I understood this through the notepad vs stone tablet analogy. Writing on a notepad is fast but erases when wet (volatile). Carving on a stone tablet is permanent but time-consuming (non-volatile). Use each for its purpose.

Lessons I Accepted as a Developer

After understanding flip-flops, things I took for granted looked different.

1. Risk When Using Redis

Redis stores data in memory (DRAM). By flip-flop principles, data vanishes when power cuts. That's why Redis periodically saves snapshots to disk (RDB) or uses AOF (Append-Only File) for backup.

Without this? The moment the server reboots, all session info disappears. All users get logged out.

2. Hardware Cost of Variable Declarations

When you declare let count = 0, the CPU allocates several flip-flops in a register to store 0. More variables means register shortage, forcing spillover to stack memory (DRAM). The moment you go from register→DRAM, speed drops 100x.

That's why optimized compilers try to keep variables in registers (register allocation optimization).

3. Clock Speed and Power Consumption

Faster CPU clock means flip-flops change state more times per second.
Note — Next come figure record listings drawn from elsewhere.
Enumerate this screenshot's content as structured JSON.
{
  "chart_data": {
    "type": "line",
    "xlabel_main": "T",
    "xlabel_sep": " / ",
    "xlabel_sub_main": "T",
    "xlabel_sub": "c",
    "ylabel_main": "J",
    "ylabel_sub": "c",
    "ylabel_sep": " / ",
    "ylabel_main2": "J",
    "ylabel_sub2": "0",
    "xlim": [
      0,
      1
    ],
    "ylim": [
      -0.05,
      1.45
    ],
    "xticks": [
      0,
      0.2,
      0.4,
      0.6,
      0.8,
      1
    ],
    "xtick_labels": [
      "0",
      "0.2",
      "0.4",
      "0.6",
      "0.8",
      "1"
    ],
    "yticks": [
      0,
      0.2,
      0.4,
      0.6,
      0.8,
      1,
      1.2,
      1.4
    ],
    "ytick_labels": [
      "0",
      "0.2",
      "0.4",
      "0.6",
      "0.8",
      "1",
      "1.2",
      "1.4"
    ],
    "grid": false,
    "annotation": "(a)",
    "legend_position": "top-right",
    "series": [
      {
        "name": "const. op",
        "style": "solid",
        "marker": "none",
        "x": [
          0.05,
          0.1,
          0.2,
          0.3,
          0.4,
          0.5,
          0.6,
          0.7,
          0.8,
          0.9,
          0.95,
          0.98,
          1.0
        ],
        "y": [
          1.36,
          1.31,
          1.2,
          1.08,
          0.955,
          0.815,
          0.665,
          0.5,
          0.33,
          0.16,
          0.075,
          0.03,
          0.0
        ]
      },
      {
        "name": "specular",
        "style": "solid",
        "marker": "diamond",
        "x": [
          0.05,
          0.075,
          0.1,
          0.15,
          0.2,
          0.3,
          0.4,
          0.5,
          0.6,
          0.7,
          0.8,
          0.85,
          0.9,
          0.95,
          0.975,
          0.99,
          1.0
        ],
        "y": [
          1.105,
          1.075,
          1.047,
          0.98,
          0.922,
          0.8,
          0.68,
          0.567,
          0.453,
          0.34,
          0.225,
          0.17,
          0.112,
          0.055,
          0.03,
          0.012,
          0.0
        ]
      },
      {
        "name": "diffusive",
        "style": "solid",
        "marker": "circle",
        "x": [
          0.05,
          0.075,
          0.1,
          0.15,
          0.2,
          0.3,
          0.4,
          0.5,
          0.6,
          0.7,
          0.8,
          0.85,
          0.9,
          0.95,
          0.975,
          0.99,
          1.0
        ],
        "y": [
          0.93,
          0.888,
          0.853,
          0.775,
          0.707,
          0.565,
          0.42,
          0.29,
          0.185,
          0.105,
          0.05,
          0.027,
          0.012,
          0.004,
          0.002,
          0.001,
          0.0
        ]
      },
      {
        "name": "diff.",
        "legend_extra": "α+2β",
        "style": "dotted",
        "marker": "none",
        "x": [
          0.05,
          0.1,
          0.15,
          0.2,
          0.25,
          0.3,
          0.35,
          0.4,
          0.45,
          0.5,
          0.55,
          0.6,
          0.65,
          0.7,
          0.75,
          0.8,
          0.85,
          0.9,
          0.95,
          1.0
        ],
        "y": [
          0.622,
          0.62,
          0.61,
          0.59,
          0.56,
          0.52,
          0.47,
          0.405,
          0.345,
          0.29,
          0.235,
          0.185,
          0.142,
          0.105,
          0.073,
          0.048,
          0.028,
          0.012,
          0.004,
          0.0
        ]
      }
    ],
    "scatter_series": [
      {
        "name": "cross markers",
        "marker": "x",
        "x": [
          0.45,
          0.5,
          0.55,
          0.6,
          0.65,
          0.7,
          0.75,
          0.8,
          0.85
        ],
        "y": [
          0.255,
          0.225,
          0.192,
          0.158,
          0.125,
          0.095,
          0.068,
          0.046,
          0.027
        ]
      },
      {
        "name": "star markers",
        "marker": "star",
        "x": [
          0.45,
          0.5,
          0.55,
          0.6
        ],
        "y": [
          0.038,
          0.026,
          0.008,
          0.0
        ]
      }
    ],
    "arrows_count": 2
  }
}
Each state change consumes power. That's why high-performance CPUs generate heat and need coolers.

Mobile CPUs (ARM) lower clock speed to save power. Instead, they compensate performance by adding more cores.

Wrapping Up

Flip-flops started with the simple idea of feeding output back into input. This loop structure trapped electricity and created 1-bit memory.

• SR Latch: Most primitive form. Set/Reset to store 1/0.
• D Flip-Flop: Responds only on clock edge. Most used in practice.
• JK Flip-Flop: Solves SR's forbidden state. Toggles when J=K=1.
• T Flip-Flop: Toggle-only. Foundation of counter circuits.

These gather to form registers, cache, and RAM. Every variable we use, every piece of data, is ultimately trapped as electrical signals in flip-flops somewhere.

Cut power, the loop breaks, electricity escapes, memory vanishes. That's why we save to disk, use databases, and make backups.

After understanding this principle, I accepted that hardware and software aren't separate worlds—they're one system connected by electricity. Every line of code that executes changes the state of flip-flops somewhere. That's how computers "compute and remember."